Among the 112 included patients, 31 had preexisting psoriasis, 20 had rheumatoid arthritis and 14 had inflammatory bowel disease. In addition, 24 were being treated with immunosuppressive therapy while starting checkpoint inhibitors.

According to the researchers, disease flare or other immune-related adverse effects occurred in 71% of studied patients, with 47% experiencing a flare and 42% reporting other immune-related events. Immunosuppressive therapy was required for 43% of patients, with permanent checkpoint discontinuation reported in 21%.

Median progression free survival was shorter among patients receiving immunosuppressive therapy at that start of checkpoint therapy, at 3.8 months compared with 12 months for those without (P = .006). In addition, median progression free survival was also shorter in those who experienced a disease flare or other immune-related adverse effect, with a trend toward better survival among patients without any immunosuppressive therapy or checkpoint discontinuation.

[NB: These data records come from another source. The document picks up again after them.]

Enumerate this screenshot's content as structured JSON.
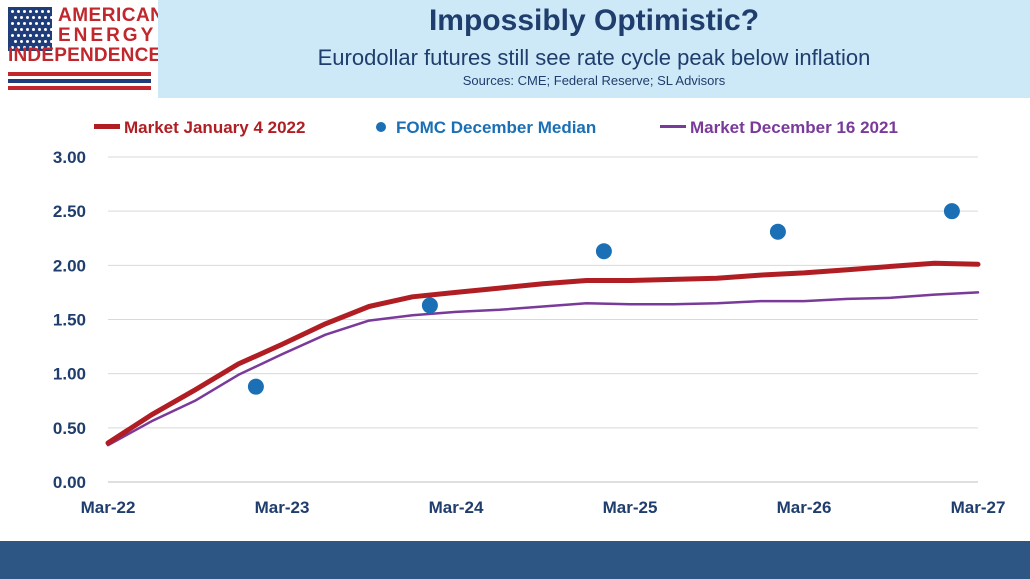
{
  "logo": {
    "line1": "AMERICAN",
    "line2": "ENERGY",
    "line3": "INDEPENDENCE"
  },
  "header": {
    "title": "Impossibly Optimistic?",
    "subtitle": "Eurodollar futures still see rate cycle peak below inflation",
    "sources": "Sources: CME; Federal Reserve; SL Advisors"
  },
  "colors": {
    "header_bg": "#cde9f7",
    "title_text": "#1f3d6d",
    "market_jan": "#b01e23",
    "fomc": "#1a6fb5",
    "market_dec": "#7a3a9a",
    "axis_text": "#1f3d6d",
    "footer_bar": "#2d5684",
    "logo_red": "#c0282d",
    "logo_blue": "#1f3d7a"
  },
  "chart_data": {
    "type": "line",
    "x_ticks": [
      "Mar-22",
      "Mar-23",
      "Mar-24",
      "Mar-25",
      "Mar-26",
      "Mar-27"
    ],
    "y_ticks": [
      "0.00",
      "0.50",
      "1.00",
      "1.50",
      "2.00",
      "2.50",
      "3.00"
    ],
    "xlim": [
      0,
      20
    ],
    "ylim": [
      0,
      3
    ],
    "grid": "horizontal",
    "legend_position": "top",
    "series": [
      {
        "name": "Market January 4 2022",
        "type": "line",
        "x": [
          0,
          1,
          2,
          3,
          4,
          5,
          6,
          7,
          8,
          9,
          10,
          11,
          12,
          13,
          14,
          15,
          16,
          17,
          18,
          19,
          20
        ],
        "values": [
          0.36,
          0.62,
          0.85,
          1.09,
          1.27,
          1.46,
          1.62,
          1.71,
          1.75,
          1.79,
          1.83,
          1.86,
          1.86,
          1.87,
          1.88,
          1.91,
          1.93,
          1.96,
          1.99,
          2.02,
          2.01
        ]
      },
      {
        "name": "FOMC December Median",
        "type": "scatter",
        "x": [
          3.4,
          7.4,
          11.4,
          15.4,
          19.4
        ],
        "values": [
          0.88,
          1.63,
          2.13,
          2.31,
          2.5
        ]
      },
      {
        "name": "Market December 16 2021",
        "type": "line",
        "x": [
          0,
          1,
          2,
          3,
          4,
          5,
          6,
          7,
          8,
          9,
          10,
          11,
          12,
          13,
          14,
          15,
          16,
          17,
          18,
          19,
          20
        ],
        "values": [
          0.34,
          0.56,
          0.75,
          0.99,
          1.18,
          1.36,
          1.49,
          1.54,
          1.57,
          1.59,
          1.62,
          1.65,
          1.64,
          1.64,
          1.65,
          1.67,
          1.67,
          1.69,
          1.7,
          1.73,
          1.75
        ]
      }
    ]
  }
}
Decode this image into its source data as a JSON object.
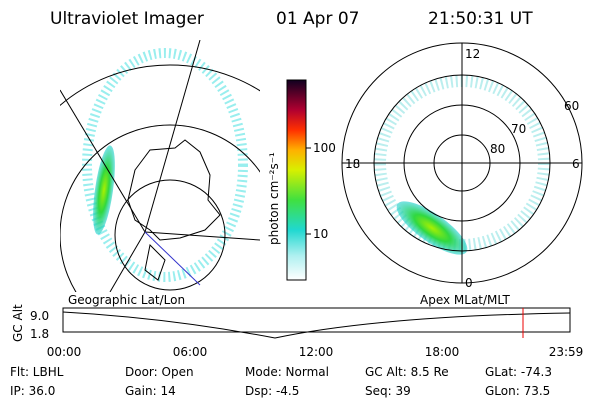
{
  "header": {
    "instrument": "Ultraviolet Imager",
    "date": "01 Apr 07",
    "time": "21:50:31 UT"
  },
  "colorbar": {
    "label": "photon cm⁻²s⁻¹",
    "ticks": [
      "100",
      "10"
    ]
  },
  "left_panel": {
    "caption": "Geographic Lat/Lon"
  },
  "right_panel": {
    "caption": "Apex MLat/MLT",
    "mlt_labels": [
      "12",
      "18",
      "6",
      "0"
    ],
    "lat_labels": [
      "60",
      "70",
      "80"
    ]
  },
  "altitude_plot": {
    "ylabel": "GC Alt",
    "yticks": [
      "9.0",
      "1.8"
    ],
    "xticks": [
      "00:00",
      "06:00",
      "12:00",
      "18:00",
      "23:59"
    ]
  },
  "footer": {
    "rows": [
      [
        "Flt: LBHL",
        "Door: Open",
        "Mode: Normal",
        "GC Alt: 8.5 Re",
        "GLat: -74.3"
      ],
      [
        "IP: 36.0",
        "Gain: 14",
        "Dsp: -4.5",
        "Seq: 39",
        "GLon: 73.5"
      ]
    ]
  }
}
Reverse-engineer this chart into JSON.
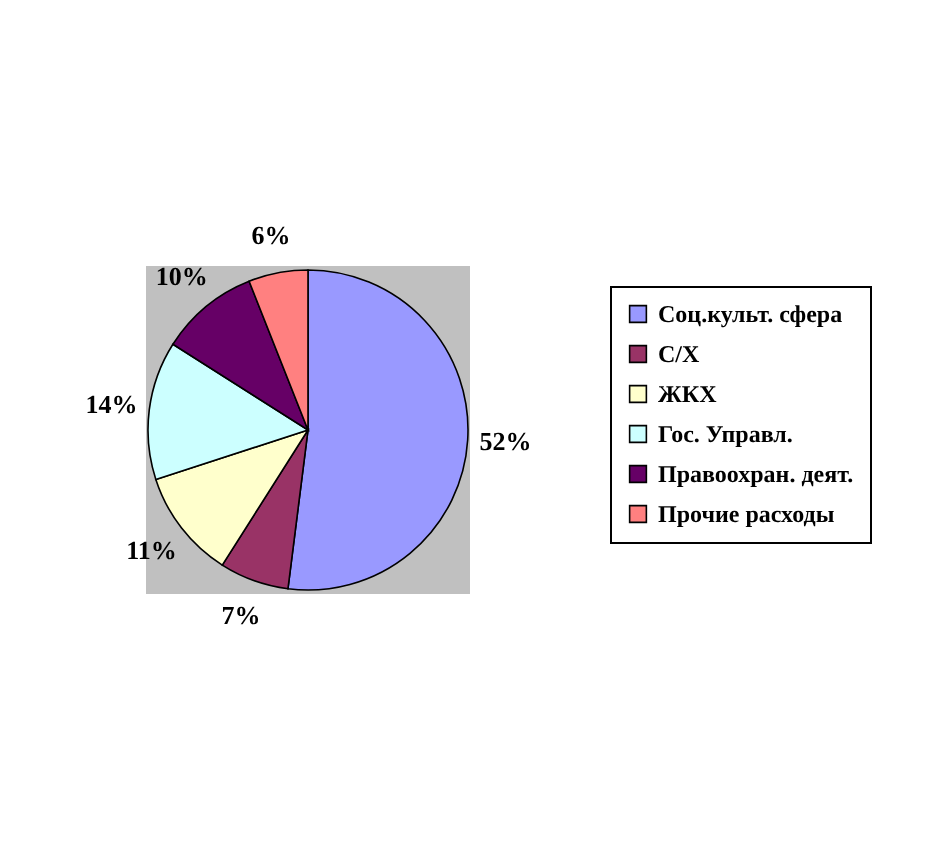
{
  "chart_data": {
    "type": "pie",
    "categories": [
      "Соц.культ. сфера",
      "С/Х",
      "ЖКХ",
      "Гос. Управл.",
      "Правоохран. деят.",
      "Прочие расходы"
    ],
    "values": [
      52,
      7,
      11,
      14,
      10,
      6
    ],
    "colors": [
      "#9999ff",
      "#993366",
      "#ffffcc",
      "#ccffff",
      "#660066",
      "#ff8080"
    ],
    "value_labels": [
      "52%",
      "7%",
      "11%",
      "14%",
      "10%",
      "6%"
    ],
    "legend": "right"
  }
}
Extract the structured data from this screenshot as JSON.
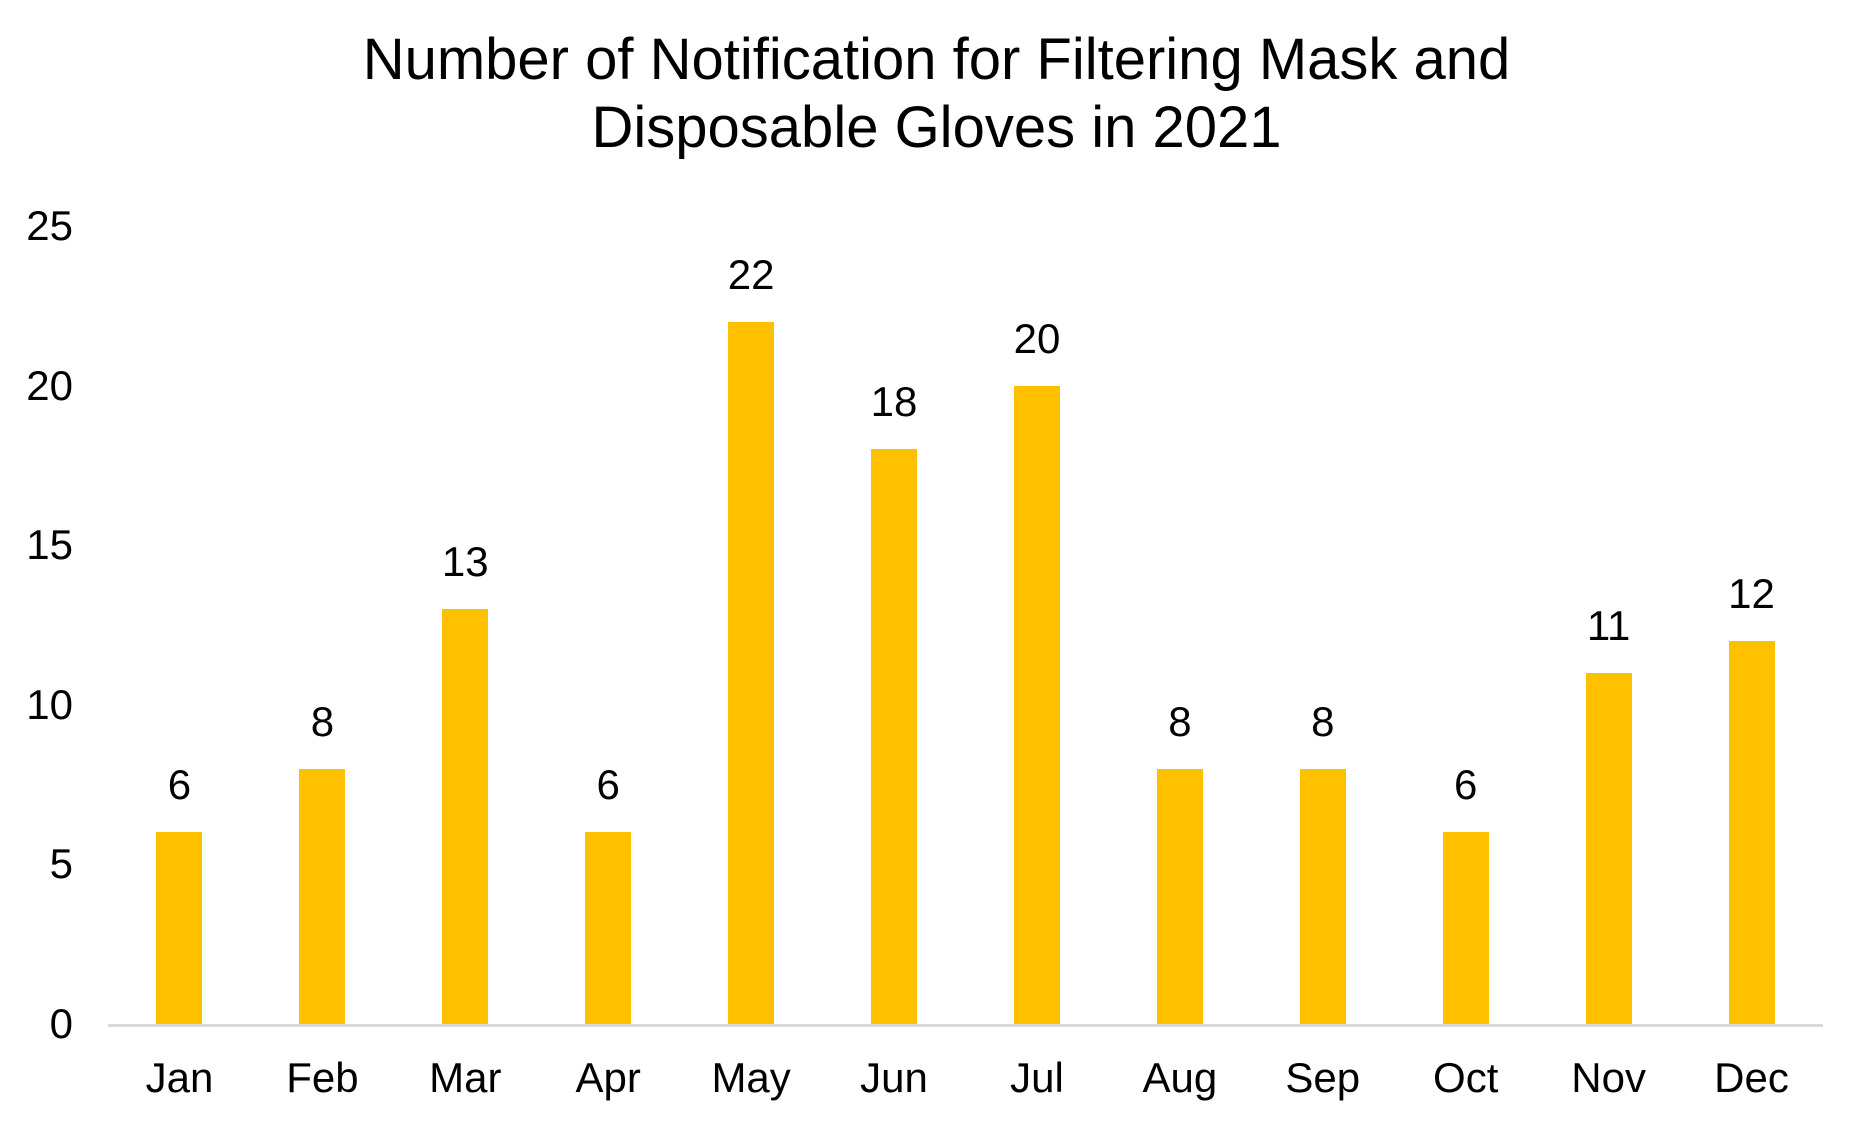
{
  "chart_data": {
    "type": "bar",
    "title": "Number of Notification for Filtering Mask and\nDisposable Gloves in 2021",
    "categories": [
      "Jan",
      "Feb",
      "Mar",
      "Apr",
      "May",
      "Jun",
      "Jul",
      "Aug",
      "Sep",
      "Oct",
      "Nov",
      "Dec"
    ],
    "values": [
      6,
      8,
      13,
      6,
      22,
      18,
      20,
      8,
      8,
      6,
      11,
      12
    ],
    "data_labels": [
      6,
      8,
      13,
      6,
      22,
      18,
      20,
      8,
      8,
      6,
      11,
      12
    ],
    "xlabel": "",
    "ylabel": "",
    "ylim": [
      0,
      25
    ],
    "yticks": [
      0,
      5,
      10,
      15,
      20,
      25
    ],
    "grid": false,
    "legend": false,
    "legend_position": "none",
    "bar_color": "#FFC000",
    "axis_line_color": "#D9D9D9",
    "text_color": "#000000",
    "background_color": "#FFFFFF"
  }
}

“Although IRAEs are frequent and potentially severe, patients with PAD are good candidates for ICI treatment,” Cornec and colleagues wrote. “Close follow-up and collaboration between oncologists and organ specialists is mandatory in managing such patients. This study raises the idea of immunosuppressive therapy being discontinued at ICI initiation in patients with inactive PAD, but further prospective studies are needed to draw firm conclusions.” – by Jason Laday

Disclosure: Cornec reports no relevant disclosures. Please see the full study for additional authors’ disclosures.